30-plus-year veteran of the toy industry, Chris Byrne, has a key criterion he and his team use when evaluating toys: repeat play. Of the thousands of toys they review, the ones that get top marks are those that children actually play with over and over again.
Often, these are not the hot toys of the season that children clamor for and parents go to lengths and expense to acquire. Toy manufacturers have become skilled at adding dazzling features to toys that mesmerize shoppers. But these features mostly serve to get people to buy the toy. They don’t often add to the “repeat play” value.
The appeal of “easy-to-use”
This made me think of many resources I come across that are advertised as the hot new solution to RCIA teaching. Slick videos, shiny textbooks, four-color handouts, easy-to-use tools, adaptable to any situation and parish are some of the bells and whistles promised by the publishers. Promises that their resources will be energizing, stimulating, and relevant to your specific seekers — and all you have to do is pop in a DVD — are obviously appealing to harried RCIA teams.
Often, however, these off-the-shelf catechetical programs lack “repeat play” value for RCIA teams. I’ve worked in Catholic publishing for most of my career, and I know that most Catholic publishers are dedicated disciples who see their work as a ministry. But I also know that when it comes to true seekers, who have had little or no experience with living a Christian life, it isn’t possible to design, package, and sell a single comprehensive formation program that will be relevant to your specific situation.
The only RCIA strategies that work
There are only four things I know of that have consistent “repeat play” value for forming seekers.
- Regular, contemplative reflection on God’s word — word in the sense of Logos, the embodied presence of God that lives and breathes in and with us, guiding us every day closer to Truth and Beauty.
- Immersion in community — a community of disciples, flawed but saved, broken but healed, striving every day to love with more abandon and forgive more freely, filled with constant hope.
- Sacrificial worship — worship in which we join our whole being to the dying and rising of Jesus, and in which we offer grateful praise to God.
- Witness and service — direct, generous, courageous outreach to those who most need to hear good news and be lifted up.
These essential formation strategies do not light up, beep, fly, or require batteries. What they do require is constant attention and discipline from pastors, catechists, and RCIA team members so that the seekers will see in us examples of discipleship they can emulate. This is the best gift we can give to those who desire to live a life in Christ.

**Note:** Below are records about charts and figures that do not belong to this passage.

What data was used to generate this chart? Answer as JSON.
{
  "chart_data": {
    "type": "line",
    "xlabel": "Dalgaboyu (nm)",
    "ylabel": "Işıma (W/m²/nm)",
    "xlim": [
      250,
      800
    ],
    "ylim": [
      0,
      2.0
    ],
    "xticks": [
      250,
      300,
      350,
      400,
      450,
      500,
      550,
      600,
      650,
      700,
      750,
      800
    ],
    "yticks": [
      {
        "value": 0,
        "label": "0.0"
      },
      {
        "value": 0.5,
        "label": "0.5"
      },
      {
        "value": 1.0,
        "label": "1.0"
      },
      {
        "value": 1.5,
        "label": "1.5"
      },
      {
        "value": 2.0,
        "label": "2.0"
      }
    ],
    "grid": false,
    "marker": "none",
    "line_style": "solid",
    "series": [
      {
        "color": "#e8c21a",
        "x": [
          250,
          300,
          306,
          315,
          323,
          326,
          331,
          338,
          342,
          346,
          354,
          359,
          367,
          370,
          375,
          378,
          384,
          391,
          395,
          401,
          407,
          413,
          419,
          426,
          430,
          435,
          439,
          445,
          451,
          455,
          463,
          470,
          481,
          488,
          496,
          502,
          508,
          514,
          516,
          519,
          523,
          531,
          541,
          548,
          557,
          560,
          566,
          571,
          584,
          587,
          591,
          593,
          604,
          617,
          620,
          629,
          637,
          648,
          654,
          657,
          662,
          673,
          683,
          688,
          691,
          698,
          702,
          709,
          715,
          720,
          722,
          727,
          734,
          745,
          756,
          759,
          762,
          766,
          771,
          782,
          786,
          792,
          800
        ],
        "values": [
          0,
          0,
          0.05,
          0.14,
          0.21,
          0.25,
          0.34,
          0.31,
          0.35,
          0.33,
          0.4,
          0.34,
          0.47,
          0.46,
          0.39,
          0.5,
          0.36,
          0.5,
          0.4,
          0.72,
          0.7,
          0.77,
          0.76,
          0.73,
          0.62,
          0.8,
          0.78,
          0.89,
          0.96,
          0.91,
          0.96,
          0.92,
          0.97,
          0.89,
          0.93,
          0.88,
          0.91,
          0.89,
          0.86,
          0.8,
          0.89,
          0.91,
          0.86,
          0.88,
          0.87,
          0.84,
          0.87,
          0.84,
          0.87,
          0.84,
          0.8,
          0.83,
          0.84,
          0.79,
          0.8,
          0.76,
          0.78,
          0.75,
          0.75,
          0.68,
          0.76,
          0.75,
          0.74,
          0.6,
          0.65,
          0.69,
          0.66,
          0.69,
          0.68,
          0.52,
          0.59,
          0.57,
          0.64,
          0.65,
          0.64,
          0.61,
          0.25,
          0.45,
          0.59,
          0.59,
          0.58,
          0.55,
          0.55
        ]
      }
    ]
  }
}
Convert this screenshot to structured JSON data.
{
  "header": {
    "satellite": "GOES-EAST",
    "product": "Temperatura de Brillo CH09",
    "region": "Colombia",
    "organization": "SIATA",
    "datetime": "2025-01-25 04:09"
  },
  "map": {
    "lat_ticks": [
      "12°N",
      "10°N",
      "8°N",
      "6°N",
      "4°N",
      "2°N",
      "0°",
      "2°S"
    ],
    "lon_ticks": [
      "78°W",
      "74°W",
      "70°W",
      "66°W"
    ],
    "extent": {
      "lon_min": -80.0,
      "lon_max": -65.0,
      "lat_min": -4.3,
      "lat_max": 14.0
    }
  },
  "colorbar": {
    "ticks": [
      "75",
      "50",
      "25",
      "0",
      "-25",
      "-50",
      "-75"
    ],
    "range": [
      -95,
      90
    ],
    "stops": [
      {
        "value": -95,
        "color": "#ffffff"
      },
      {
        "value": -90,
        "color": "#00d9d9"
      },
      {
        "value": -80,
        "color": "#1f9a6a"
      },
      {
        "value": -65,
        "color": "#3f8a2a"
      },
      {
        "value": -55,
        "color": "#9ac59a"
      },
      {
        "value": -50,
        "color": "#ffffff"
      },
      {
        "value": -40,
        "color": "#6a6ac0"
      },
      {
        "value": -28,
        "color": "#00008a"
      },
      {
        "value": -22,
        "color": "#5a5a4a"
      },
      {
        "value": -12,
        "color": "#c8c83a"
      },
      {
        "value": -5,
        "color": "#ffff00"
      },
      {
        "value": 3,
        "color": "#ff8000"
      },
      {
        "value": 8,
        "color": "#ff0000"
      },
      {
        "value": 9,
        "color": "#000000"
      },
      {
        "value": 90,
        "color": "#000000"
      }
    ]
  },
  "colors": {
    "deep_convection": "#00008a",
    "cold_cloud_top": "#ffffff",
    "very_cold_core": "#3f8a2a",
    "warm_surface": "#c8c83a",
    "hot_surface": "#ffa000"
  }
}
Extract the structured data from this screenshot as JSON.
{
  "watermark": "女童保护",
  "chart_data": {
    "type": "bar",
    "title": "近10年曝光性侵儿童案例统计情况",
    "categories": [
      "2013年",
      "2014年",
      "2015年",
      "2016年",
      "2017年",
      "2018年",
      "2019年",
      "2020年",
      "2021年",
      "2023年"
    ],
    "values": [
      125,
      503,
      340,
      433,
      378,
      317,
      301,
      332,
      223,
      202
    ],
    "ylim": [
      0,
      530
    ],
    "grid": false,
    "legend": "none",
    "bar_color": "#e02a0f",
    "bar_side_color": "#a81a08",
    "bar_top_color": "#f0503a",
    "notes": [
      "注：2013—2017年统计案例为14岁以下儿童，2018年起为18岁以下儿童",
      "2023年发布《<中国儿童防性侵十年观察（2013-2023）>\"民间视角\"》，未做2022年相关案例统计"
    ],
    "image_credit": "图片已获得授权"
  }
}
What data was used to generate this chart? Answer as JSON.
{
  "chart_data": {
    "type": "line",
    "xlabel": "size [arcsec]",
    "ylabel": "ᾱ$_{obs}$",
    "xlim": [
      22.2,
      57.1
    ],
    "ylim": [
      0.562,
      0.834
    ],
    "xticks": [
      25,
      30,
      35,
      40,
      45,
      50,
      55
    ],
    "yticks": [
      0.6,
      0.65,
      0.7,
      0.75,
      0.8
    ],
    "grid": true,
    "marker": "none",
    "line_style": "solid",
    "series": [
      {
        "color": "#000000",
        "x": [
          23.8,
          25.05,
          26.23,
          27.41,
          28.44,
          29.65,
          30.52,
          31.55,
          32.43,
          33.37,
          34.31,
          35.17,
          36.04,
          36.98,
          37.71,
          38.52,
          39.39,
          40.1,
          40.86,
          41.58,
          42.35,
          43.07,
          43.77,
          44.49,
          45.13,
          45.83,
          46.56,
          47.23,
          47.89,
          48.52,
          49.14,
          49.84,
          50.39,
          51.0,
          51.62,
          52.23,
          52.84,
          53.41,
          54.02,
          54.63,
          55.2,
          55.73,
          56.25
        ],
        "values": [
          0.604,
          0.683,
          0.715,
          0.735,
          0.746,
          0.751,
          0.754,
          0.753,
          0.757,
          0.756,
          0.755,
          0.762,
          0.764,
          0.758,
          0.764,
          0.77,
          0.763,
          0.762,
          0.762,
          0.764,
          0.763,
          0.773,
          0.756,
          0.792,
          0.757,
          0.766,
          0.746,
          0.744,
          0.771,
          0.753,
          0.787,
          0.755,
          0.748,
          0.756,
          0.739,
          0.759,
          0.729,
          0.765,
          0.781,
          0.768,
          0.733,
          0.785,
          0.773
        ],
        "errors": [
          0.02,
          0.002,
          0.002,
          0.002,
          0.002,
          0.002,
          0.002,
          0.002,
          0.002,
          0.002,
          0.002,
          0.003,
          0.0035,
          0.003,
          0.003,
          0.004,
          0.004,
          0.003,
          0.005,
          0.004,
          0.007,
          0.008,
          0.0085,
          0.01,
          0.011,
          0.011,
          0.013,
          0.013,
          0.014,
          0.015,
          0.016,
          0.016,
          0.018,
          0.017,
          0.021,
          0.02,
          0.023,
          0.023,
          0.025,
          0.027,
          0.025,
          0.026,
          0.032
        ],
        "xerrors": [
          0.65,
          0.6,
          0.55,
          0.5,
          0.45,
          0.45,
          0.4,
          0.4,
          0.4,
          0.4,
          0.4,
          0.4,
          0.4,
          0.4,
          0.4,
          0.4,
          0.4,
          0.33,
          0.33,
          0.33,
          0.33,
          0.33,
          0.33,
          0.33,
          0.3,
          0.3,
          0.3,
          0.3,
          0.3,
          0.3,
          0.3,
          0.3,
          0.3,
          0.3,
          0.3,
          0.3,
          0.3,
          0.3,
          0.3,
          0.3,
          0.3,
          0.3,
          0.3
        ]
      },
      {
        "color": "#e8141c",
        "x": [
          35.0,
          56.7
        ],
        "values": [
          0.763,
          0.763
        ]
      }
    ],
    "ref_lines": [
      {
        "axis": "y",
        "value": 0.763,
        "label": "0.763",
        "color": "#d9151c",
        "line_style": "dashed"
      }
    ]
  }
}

3 thoughts on “RCIA unwrapped”
ABSOLUTELY FANTASTIC POST! Thank you for affirming all these things!
Excellent article! A great reminder not to become so enamored with “bells and whistles” that we ignore the basic message!
Once again a wonderful, encouraging article. These four “pieces” are what allows us to live as disciples within the Catholic community. This is ALL we have to offer…… let’s not short change our seekers by not offering ALL. The programs are really the ribbon and bows on the gifts we share… the contents of each package will need to be different for each, each person, each community, each year.
Many thanks for being there throughout 2016. Blessings moving into 2017.